RL: Titles are difficult, like wrestling a bear when armed with a pair of pantyhose. Not easy. You are trying to do too many things at once and nothing at all. The story was named “The Zoo” for awhile, and I liked this but as the story shifted beneath my feet and Thorgen and his puppets came more to the surface, I thought the notion of puppetry, of who controls who, of whether we are automata or free-willed individuals became the central hinge of the story. My next novel is about puppets so I’ve had puppets on the brain for some time. I am obsessed with them. How can something appear both lifeless and more human than we are at the same time?
HT: How long did it take you to complete this story?
RL: Awhile, though this was strung out over some time. I worked on the piece for a month and then abandoned it for dead. But the story would not compost down and so I resurrected it and with the help of the incomparable Hannah Tinti, worked through some of its entanglements and found the nuggets that needed to stay. I wish there was some visually appealing way to track and show a story’s changes—to show its contractions and expansions, places of fast and slow work; the delicate bird-like tweaks here and there. After all was said and done, it was three months of work end to end, but strung out over six months. Life and work are not linear processes for me.
HT: What are you working on now?
RL: I’m working on a new novel—a love story that takes place in New Jersey about an epileptic radio operator. There’s puppets and particle physics in there somewhere. It’s very different than my first book, more of an international thriller. My version of Dan Brown, but a Willy Wonka Dan Brown.
HT: What is the best bit of advice about writing you have ever received?

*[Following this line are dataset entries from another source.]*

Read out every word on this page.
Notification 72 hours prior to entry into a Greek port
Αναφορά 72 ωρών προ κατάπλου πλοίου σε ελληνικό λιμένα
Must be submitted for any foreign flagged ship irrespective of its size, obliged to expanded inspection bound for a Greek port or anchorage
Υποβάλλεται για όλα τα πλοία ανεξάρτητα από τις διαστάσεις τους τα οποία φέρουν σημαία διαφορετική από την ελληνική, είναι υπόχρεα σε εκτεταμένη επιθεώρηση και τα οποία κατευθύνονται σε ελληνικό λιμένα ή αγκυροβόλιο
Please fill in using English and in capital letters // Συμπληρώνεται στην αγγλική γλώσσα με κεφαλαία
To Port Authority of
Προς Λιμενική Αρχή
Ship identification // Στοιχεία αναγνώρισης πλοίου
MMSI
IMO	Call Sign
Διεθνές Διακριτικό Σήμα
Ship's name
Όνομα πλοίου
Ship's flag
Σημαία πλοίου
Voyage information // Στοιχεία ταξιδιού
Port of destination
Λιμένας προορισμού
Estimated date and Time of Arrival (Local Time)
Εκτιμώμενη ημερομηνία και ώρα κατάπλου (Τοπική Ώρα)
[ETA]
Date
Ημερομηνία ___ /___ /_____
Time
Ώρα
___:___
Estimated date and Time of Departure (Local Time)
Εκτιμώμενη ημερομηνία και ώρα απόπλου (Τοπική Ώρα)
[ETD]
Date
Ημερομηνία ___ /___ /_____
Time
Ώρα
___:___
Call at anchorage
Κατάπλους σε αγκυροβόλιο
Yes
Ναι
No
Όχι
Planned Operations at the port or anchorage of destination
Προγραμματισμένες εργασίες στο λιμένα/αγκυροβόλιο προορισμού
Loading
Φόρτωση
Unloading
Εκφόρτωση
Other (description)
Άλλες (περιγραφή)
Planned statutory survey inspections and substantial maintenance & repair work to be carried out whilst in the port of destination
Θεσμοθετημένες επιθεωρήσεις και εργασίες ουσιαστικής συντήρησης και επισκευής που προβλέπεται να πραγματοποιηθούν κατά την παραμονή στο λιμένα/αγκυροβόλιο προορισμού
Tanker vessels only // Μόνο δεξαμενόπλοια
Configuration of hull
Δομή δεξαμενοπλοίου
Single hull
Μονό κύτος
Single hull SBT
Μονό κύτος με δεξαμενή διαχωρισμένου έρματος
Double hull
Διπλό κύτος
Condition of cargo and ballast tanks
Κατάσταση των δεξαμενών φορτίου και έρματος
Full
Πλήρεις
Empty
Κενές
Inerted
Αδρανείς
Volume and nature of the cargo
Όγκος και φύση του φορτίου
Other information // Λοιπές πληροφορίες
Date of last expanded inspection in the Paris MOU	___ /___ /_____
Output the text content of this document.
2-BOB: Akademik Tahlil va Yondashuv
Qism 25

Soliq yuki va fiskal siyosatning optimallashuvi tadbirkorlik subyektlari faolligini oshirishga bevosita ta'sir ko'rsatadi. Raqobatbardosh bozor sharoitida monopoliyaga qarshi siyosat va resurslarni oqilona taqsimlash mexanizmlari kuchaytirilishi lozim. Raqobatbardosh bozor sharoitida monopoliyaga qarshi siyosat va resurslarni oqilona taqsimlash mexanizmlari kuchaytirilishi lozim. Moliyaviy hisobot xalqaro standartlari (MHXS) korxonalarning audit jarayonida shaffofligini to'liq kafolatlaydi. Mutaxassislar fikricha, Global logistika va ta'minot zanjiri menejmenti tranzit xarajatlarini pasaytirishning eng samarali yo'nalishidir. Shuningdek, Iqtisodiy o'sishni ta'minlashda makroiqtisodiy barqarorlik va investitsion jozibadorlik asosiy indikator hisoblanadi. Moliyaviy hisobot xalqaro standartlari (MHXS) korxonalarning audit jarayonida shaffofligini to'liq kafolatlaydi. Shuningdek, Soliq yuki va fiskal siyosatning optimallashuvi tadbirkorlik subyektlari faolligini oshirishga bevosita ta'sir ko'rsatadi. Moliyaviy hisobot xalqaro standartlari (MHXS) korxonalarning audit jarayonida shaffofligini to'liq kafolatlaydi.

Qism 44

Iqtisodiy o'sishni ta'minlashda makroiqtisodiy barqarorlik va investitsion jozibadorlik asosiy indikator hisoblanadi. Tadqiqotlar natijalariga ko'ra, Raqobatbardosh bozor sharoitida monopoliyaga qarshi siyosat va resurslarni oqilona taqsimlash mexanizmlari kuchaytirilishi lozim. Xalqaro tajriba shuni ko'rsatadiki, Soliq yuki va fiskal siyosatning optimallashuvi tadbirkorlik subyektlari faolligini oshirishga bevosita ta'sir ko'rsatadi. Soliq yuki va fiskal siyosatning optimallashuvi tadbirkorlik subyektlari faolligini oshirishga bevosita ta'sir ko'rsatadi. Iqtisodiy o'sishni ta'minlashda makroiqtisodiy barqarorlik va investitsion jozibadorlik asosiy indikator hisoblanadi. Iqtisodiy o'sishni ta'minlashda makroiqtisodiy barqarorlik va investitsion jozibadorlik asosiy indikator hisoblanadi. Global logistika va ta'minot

RL: “Show up everyday. You don’t have to solve everything in a day, but you have to show up and say, ‘I am here’ and do your work. Your work is only as strong as your will to be present.” A French prostitute told me this on my seventeenth birthday and I believe she was mostly right. Writing fiction is such a bizarre life pursuit you have to come up with strange excuses to devote your life to it, as opposed to actually doing something useful, like developing the cure to river blindness. But on the days when I am not in my office, when I am not engaged in that delicious struggle of working things out on the page, I inevitably feel lost. I think writers should always hunger for that struggle, you should want to be working out the furious kinks of your narrative, even if it is driving you fucking insane. Everything else is just the spaces in between the words.